一般教書演説では、特に経済での実績が強調された。確かに米国の失業率は低下、株価も上昇し、景気が良いことは事実だが、その一因は大幅な減税と政府の支出拡大であり、地方自治体、社会保障基金を含む財政赤字は2016年の7989億ドルから、2019年の1兆2071億ドルに急増している。

 連邦政府の赤字は今年度に約1兆ドルに達し、2030年度には1兆7420億ドルになる、と米議会予算局は警鐘を鳴らしている。

 だがもちろんトランプ氏はそれには言及しない。米国のGDPは昨年2.1%の伸びを示したが、その後は1.7%程度に減速する見込みだ。

アフガニスタン和平交渉
「大いなる進展」はフェイク

 トランプ氏は一般教書で、「国防費に2.2兆ドルの記録的巨額を充てた」「米軍は世界のどこよりも強く、追い付くことすらできない」と、軍事力の整備やそれを背景にした軍事、安全保障政策についても成果を誇った。

 トランプ氏は「アフガニスタンで大いなる進展を遂げることができ、和平交渉が現在進められている」と述べ、アフガニスタンからの米軍撤退を目指していることを明らかにした。

 だが、トランプ氏の言う「大いなる進展」は虚偽と言うべきだろう。

 米軍は2001年10月にアフガニスタンを攻撃して以来、すでに18年余りもタリバーンと戦っている。米軍の死者は2200人余り、負傷者は2万人以上で、戦費は1兆ドルともいわれる。

 だがタリバーンは勢力を回復し、米国が支援する同国政府の勢力圏は国土の30%程度とみられる。

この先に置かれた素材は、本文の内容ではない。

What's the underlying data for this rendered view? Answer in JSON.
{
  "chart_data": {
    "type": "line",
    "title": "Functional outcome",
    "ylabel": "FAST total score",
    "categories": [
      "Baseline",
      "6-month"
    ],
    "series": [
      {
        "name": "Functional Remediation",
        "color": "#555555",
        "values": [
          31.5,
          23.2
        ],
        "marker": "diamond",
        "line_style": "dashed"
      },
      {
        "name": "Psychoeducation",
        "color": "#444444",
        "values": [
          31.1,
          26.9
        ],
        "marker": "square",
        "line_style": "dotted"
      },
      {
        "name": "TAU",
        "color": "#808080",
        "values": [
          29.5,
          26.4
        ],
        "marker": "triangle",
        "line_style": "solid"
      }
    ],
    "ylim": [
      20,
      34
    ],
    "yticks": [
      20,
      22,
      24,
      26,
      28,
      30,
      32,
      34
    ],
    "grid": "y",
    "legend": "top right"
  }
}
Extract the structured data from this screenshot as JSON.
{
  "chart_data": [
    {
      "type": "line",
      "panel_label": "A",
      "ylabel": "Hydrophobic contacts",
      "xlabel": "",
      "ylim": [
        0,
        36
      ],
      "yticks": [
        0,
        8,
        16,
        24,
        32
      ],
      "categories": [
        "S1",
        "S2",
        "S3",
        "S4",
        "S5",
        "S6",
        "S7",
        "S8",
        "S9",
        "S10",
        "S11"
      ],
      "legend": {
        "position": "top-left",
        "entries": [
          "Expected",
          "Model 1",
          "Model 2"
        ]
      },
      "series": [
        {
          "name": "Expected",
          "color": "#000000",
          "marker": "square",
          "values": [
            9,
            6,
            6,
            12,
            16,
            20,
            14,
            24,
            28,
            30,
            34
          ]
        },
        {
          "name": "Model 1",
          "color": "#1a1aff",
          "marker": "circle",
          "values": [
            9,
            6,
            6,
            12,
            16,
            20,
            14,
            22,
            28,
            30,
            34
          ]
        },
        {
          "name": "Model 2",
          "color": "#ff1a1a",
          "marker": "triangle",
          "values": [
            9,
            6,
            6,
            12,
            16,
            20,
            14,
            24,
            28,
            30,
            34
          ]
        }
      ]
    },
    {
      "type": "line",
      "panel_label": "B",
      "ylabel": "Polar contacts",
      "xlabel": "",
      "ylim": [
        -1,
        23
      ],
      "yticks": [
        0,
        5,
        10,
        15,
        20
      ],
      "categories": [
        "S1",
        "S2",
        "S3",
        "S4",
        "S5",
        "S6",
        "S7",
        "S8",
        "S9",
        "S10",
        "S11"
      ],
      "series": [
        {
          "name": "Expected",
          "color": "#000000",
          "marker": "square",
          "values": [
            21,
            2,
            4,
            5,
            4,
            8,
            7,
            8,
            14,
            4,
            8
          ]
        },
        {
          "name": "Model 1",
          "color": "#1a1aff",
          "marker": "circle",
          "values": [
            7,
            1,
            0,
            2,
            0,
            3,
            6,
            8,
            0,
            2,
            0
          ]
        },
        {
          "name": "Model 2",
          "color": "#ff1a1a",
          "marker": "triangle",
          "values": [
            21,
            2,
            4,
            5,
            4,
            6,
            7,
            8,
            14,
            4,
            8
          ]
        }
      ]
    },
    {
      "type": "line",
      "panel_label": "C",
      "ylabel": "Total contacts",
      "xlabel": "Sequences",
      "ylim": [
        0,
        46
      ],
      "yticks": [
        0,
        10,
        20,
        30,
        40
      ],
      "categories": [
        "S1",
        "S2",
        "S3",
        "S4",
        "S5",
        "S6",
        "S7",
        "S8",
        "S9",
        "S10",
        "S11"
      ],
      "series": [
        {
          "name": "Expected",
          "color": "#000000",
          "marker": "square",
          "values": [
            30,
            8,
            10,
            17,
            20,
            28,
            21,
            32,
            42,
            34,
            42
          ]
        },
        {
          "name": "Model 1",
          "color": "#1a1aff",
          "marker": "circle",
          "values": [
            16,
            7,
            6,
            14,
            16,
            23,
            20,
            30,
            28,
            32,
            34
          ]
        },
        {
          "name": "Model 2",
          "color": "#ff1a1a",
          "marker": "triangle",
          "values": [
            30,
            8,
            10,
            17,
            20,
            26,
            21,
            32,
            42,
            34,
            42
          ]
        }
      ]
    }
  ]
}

 米国はなんとか面目を保って撤退するためタリバーンと和平交渉を行っているが、優位のタリバーン側は「外国軍の撤退が先決だ」との姿勢で協議は一進一退を繰り返している。

 アフガン人は1979年に侵攻したソ連軍と9年間戦って勝ったが、米軍との18年余りの戦いにも勝利しつつある情勢だ。

国連安保理決議とは
真逆の「中東和平案」

 トランプ氏は、アフガニスタンからの撤退をはかる一方で、今年1月28日にはイスラエル支援を一層強める中東和平案を公表した。

 その内容は、(1)ヨルダン川西岸のユダヤ人入植地や、西岸よりも東のヨルダン渓谷一帯をイスラエル領とする、(2)エルサレムは不可分のイスラエルの首都である、(3)テロ防止などの条件を満たせば東エルサレムの一部を含むパレスチナ国家の建設を認める、(4)パレスチナに500億ドル以上の投資を行い経済成長を促す――というものだ。

 だがこの「和平案」は、国際社会の目指してきたものとは逆のものだ。